Before committing the workflow code, remove the “apps” directory, since this directory is created during workflow installation.

cd ~/geneflow_work/hello-world-workflow-gf2
rm -rf ./apps

Push the code to GitHub using the following commands:

git add -A
git commit -m "initial version of the hello world workflow"
git tag 0.1
git remote set-url origin https://github.com/[USER]/hello-world-workflow-gf2.git
git push --tags origin master

Be sure to replace [USER] with your GitHub user or group.
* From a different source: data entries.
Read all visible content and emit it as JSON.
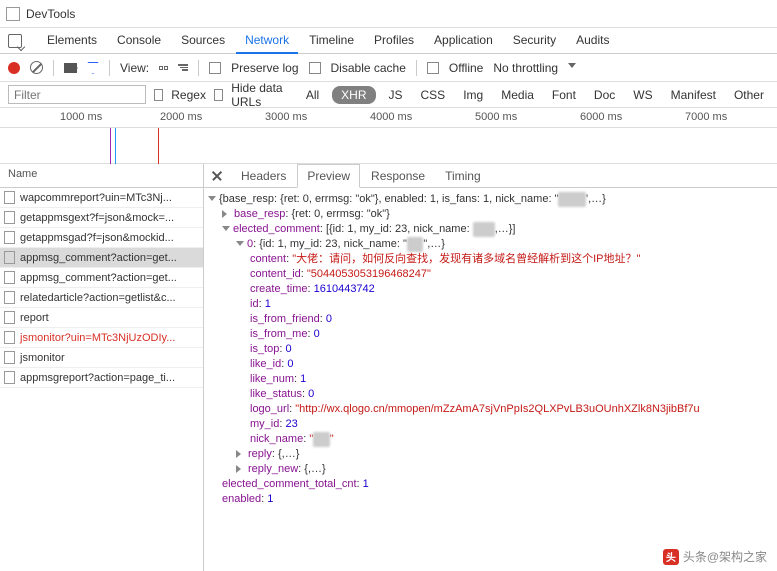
{
  "window": {
    "title": "DevTools"
  },
  "tabs": [
    "Elements",
    "Console",
    "Sources",
    "Network",
    "Timeline",
    "Profiles",
    "Application",
    "Security",
    "Audits"
  ],
  "active_tab": "Network",
  "toolbar": {
    "view_label": "View:",
    "preserve_log": "Preserve log",
    "disable_cache": "Disable cache",
    "offline": "Offline",
    "throttling": "No throttling"
  },
  "filterbar": {
    "placeholder": "Filter",
    "regex": "Regex",
    "hide_data_urls": "Hide data URLs",
    "types": [
      "All",
      "XHR",
      "JS",
      "CSS",
      "Img",
      "Media",
      "Font",
      "Doc",
      "WS",
      "Manifest",
      "Other"
    ],
    "active_type": "XHR"
  },
  "timeline_ticks": [
    "1000 ms",
    "2000 ms",
    "3000 ms",
    "4000 ms",
    "5000 ms",
    "6000 ms",
    "7000 ms"
  ],
  "sidebar": {
    "heading": "Name",
    "items": [
      {
        "name": "wapcommreport?uin=MTc3Nj..."
      },
      {
        "name": "getappmsgext?f=json&mock=..."
      },
      {
        "name": "getappmsgad?f=json&mockid..."
      },
      {
        "name": "appmsg_comment?action=get...",
        "selected": true
      },
      {
        "name": "appmsg_comment?action=get..."
      },
      {
        "name": "relatedarticle?action=getlist&c..."
      },
      {
        "name": "report"
      },
      {
        "name": "jsmonitor?uin=MTc3NjUzODIy...",
        "error": true
      },
      {
        "name": "jsmonitor"
      },
      {
        "name": "appmsgreport?action=page_ti..."
      }
    ]
  },
  "detail_tabs": [
    "Headers",
    "Preview",
    "Response",
    "Timing"
  ],
  "active_detail_tab": "Preview",
  "preview": {
    "top_line_prefix": "{base_resp: {ret: 0, errmsg: \"ok\"}, enabled: 1, is_fans: 1, nick_name: \"",
    "top_line_suffix": "',…}",
    "base_resp": "{ret: 0, errmsg: \"ok\"}",
    "elected_header_prefix": "[{id: 1, my_id: 23, nick_name: ",
    "elected_header_suffix": ",…}]",
    "item0_header_prefix": "{id: 1, my_id: 23, nick_name: \"",
    "item0_header_suffix": "\",…}",
    "content": "\"大佬：请问，如何反向查找，发现有诸多域名曾经解析到这个IP地址？\"",
    "content_id": "\"5044053053196468247\"",
    "create_time": "1610443742",
    "id": "1",
    "is_from_friend": "0",
    "is_from_me": "0",
    "is_top": "0",
    "like_id": "0",
    "like_num": "1",
    "like_status": "0",
    "logo_url": "\"http://wx.qlogo.cn/mmopen/mZzAmA7sjVnPpIs2QLXPvLB3uOUnhXZlk8N3jibBf7u",
    "my_id": "23",
    "reply": "{,…}",
    "reply_new": "{,…}",
    "elected_total": "1",
    "enabled": "1"
  },
  "watermark": {
    "text": "头条@架构之家"
  }
}
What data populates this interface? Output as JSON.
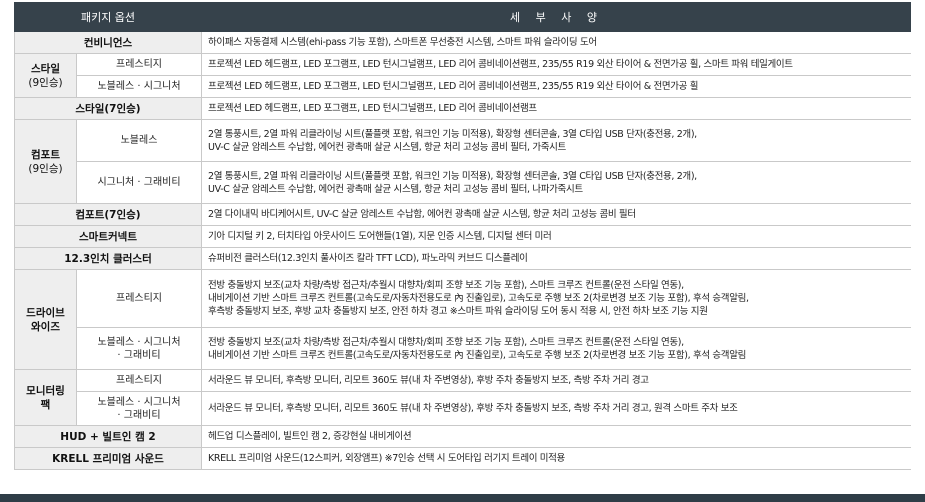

Install the Workflow from a Git Repo

Now that the workflow has been committed to a Git repo, it can be installed anywhere:

cd ~/geneflow_work
geneflow install-workflow -g https://github.com/[USER]/hello-world-workflow-gf2.git -c --make-apps ./test-workflow

This command installs the “Hello World!” one-step workflow, and its “Hello World!” app into the directory “test-workflow”. Remember to replace the Git URL with the URL to which you committed the workflow.

Test the Workflow

Finally, test the workflow to validate its functionality:

geneflow run ./test-workflow -o output --in.file=./test-workflow/data/test.txt

This command runs the workflow in the “test-workflow” directory using the test data and copies the output to the “output” directory.

Once complete, you should see a file called “output.txt” with the text “Hello World!”:

cat ./output/geneflow-job-[JOB ID]/hello/output.txt

Be sure to replace [JOB ID] with the ID of the GeneFlow job. The job ID is a randomly generated string and ensures that workflow jobs do not overwrite existing job output. You should see the following text in the “output.txt” file:

Hello World!

Summary

Congratulations! You created a one-step GeneFlow workflow, committed it to a Git repo and, and tested it. The next tutorial will expand on this workflow by adding a more complex workflow input.